Synonymous codon substitutions affect the mRNA coding sequence, but the encoded amino acid sequence remains unchanged. Therefore, ostensibly these substitutions do not affect the phenotype and are often ignored in the study of human genetic variation. However, a variety of studies have shown that protein levels, translational accuracy, secretory efficiency, final folding structure and post-translational modifications are regulated by multiple mechanisms.

Synonymous codon action has gradually emerged, and the precise mechanism has yet to be discovered. Studies on the interference of synonymous codon substitution on the co-translational folding mechanism often lack in vivo evidence, and usually, rare synonymous codons tend to translate more slowly than ordinary synonymous codons. In addition, rare synonymous codons tend to appear in clusters, many of which are preserved during evolutionary history. The folding rates of many protein secondary and tertiary structures are similar to their synthesis rates, and subtle changes in elongation may also alter the folding mechanism.

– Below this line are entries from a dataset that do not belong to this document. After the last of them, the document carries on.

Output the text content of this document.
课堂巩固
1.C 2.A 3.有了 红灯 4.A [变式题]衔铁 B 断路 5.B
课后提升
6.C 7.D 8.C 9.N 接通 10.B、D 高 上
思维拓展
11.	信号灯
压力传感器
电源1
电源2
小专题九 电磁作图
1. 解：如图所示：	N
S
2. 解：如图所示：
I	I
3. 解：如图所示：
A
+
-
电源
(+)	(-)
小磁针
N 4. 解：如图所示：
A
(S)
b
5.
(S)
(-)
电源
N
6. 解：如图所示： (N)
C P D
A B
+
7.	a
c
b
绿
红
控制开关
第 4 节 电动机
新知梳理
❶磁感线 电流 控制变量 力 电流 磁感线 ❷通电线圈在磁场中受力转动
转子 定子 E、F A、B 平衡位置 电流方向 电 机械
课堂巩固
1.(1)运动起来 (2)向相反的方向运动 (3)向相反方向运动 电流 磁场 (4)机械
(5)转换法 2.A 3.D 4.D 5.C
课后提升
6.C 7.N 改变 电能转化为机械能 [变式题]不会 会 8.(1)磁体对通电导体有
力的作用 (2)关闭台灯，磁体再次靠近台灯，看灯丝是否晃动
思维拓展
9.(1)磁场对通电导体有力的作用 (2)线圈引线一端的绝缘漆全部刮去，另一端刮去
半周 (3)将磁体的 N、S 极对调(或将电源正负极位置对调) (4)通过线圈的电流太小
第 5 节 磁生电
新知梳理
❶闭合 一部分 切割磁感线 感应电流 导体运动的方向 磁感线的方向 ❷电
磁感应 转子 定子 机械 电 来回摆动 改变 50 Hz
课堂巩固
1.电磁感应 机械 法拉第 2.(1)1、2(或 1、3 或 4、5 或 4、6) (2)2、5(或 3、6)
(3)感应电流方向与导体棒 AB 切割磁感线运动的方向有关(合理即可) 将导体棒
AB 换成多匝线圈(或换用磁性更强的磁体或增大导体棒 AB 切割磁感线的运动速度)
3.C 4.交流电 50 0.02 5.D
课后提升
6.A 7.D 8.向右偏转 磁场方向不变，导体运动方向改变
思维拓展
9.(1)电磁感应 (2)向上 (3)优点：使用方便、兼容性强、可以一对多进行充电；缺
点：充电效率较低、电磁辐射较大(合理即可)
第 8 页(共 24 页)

Theoretically, synonymous rare codon substitutions reduce translational elongation and can provide more time for the N-terminal portion of the nascent protein to form a stable tertiary structure before the C-terminal portion emerges from the ribosome exit tunnel. Is the extra time good or bad for efficient folding? Cells contain a chaperone network to facilitate protein folding. It is unclear whether altered elongation and co-translational folding mechanisms of synonymous codons interfere with chaperone function.